Author’s Note: A few days ago I finished reading Europe in Crisis, 1598-1648, by Geoffrey Parker. Parker is a renowned scholar of 17th century Europe, and for those unfamiliar with the period’s history I can think of no better introduction than this volume. This reading was the impetus for the following post.
You can summarize the history of the Second World War in two paragraphs. Squeezing the causes, campaigns, and countries of the war into these paragraphs would be a gross simplification, but it is possible. This does not hold true for the Thirty Years War. It is one conflict that simply cannot be related in a paragraph. The number of actors involved, the myriad of motivations and goals of each, and the shifting alliances and intrigues between them all are simply too complex to be stripped down to a single page.* Piecing together the events of the Thirty Years War inevitably takes up much more time and effort than single page summaries allow.
To look at this in a slightly different light: understanding the Thirty Years War is more psychologically demanding than understanding World War II. There is a fundamental mismatch in the cognitive capacity needed to engage in the serious study of each.
The implications of this are worth contemplation.
The great majority of policy makers are familiar with the Second World War. If asked to, I am sure that most folks in Washington concerned with foreign affairs and security policy could provide an accurate sketch of the countries and campaigns involved. Indeed, we conceptualize current challenges from the standpoint of World War II; allusions to it are the lifeblood of both popular and academic discourse on foreign affairs. Pearl Harbor, Munich, Stalingrad, Normandy, and Hiroshima are gifts that keep on giving – they serve as an able metaphorical foundation for any point a pundit or analyst wishes to make.
Most of these metaphors are misguided. Examine them closely and you will inevitably find the connections between the events in question to be rather specious in nature. The appeal of such spurious metaphors is easy to understand. As I wrote a few months ago concerning another deeply flawed metaphor:
“T. Greer.” The Scholar’s Stage. 8 February 2010.
It is for such simplicity the modern analyst yearns. The world would be so much easier to handle if China were the new Red Evil. We have already built up the conceptual framework to take on any belligerent aspiring to the title of Superpower, it would simply be a matter of applying this framework to the local environment. We would do it in no time, I am sure. The minute China began to intimidate and anger her neighbors, America would be there, a great balancing alliance in toe. It would be just like old times.
It is through the lens of 20th century great power politicking that we view the world. The great power exchanges of the last seventy years form the basis of America’s modern historical experience; these experiences inform the narratives and theories we use to explain how the world works, influence the fundamental assumptions of the American approach to international affairs, and form the foundation of our world view. Both the conceptual and institutional framework of our strategy making apparatus is built on the expectation that the international scene will be dominated by firm and definite great power alliances.

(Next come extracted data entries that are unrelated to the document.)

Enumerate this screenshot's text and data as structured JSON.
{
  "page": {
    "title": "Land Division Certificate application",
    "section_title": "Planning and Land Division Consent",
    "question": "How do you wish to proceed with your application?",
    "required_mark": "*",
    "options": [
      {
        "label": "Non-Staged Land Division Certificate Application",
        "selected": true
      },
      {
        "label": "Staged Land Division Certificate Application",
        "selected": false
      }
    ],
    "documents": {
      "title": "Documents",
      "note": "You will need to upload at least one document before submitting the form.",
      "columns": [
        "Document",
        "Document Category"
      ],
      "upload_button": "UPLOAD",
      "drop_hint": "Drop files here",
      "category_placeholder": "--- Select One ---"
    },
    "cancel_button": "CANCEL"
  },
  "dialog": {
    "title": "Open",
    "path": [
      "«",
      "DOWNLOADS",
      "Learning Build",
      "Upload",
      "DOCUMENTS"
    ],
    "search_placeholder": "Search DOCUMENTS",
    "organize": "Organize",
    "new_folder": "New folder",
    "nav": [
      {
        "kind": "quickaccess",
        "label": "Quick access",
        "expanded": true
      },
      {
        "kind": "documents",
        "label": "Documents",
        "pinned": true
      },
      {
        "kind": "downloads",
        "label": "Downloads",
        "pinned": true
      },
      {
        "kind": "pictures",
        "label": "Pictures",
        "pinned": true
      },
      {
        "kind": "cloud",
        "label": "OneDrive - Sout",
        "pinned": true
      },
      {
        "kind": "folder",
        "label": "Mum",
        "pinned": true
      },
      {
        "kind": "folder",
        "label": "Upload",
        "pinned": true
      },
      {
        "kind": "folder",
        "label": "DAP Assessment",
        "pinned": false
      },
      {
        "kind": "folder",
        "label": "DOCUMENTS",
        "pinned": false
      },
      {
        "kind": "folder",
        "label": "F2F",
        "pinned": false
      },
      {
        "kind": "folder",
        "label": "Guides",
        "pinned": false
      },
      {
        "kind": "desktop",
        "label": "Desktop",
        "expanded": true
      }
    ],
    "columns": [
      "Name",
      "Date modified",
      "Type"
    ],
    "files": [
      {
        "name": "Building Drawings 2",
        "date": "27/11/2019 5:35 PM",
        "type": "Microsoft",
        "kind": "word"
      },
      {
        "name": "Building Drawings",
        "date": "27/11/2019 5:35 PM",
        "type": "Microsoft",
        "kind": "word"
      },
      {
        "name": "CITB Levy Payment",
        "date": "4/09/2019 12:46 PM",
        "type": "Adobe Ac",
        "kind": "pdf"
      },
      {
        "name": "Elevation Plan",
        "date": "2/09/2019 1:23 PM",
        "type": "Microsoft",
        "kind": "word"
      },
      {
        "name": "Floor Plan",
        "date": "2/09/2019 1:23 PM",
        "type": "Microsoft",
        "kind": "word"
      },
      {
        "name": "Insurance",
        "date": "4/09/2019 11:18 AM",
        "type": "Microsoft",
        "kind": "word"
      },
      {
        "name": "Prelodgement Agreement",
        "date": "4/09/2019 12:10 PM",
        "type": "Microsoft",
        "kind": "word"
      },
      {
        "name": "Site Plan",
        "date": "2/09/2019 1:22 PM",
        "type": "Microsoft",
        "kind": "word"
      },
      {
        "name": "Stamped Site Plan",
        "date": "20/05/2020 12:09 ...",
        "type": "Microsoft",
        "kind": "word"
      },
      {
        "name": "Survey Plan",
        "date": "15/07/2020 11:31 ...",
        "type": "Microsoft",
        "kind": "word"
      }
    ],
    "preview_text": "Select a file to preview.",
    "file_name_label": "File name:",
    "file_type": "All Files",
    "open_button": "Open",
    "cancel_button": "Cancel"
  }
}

This Weltanschauung served us well over the course of the last century. I am unsure it will be as valuable a servant in the next. We must be wary lest our selected historical metaphors become a conceptual restraint that dangerously limits our cognitive capacity in general, and our capability to develop successful strategies in particular.
Consider the war America wages at this very moment. For the past few weeks I have busied myself constructing a basic introduction to the goals, attitudes, and objectives of the actors involved in insurgency in Afghanistan. What a daunting task this has proved to be! That conflict is an incredible interconnected web of movements, men, and meddling great powers that defies simplification. Just the list of actors integral to the conflict betrays its dizzying complexity – somewhere between the Haqqani Network, Quetta Shura, Hezb-e-Islami, Karzai and the Afghani government, the United States, her two dozen allies in the ISAF, Pakistan (itself divided into the ISI and the civilian government), the Indians, the Iranians, the Tajiks, the Uzbeks, the Kyrgyz, the Russians, the Chinese, and several foreign NGOs and terrorist groups, comparisons to the Second World War start to lose their power.
Why do we think of our world as if it were another 1938? Given circumstances this hardly seems appropriate – the true metaphor for our time should not be 1938, but 1638.
Do not fear – what follows is not a tired comparison of Palatine and Kandahar. The material conditions of the conflicts that have raged in each are hardly comparable. The complexity of these conflicts, however, are. And in this lies the cause for worry. What has prepared modern statesmen to face such convoluted affairs of state? We spent much in the search for the next Kennan and Marshall; how goes the search for the next Richelieu?
Every policy maker can give you a sketch of the Second World War. How many can even attempt to sketch out the Thirty Years War?
*To provide an example, this this bare bones accounts of the war is about five pages in length.
Your link to the five-page summary of the Thirty Years' War is broken.
@IK: Thanks for telling me. It is now fixed.
From the disruptions in the Palatine came the new forms of the Anabaptists, the Amish, and the Mennonites.
Perhaps we should anticipate the spiritual changes engendered by the present mish-mosh of wars.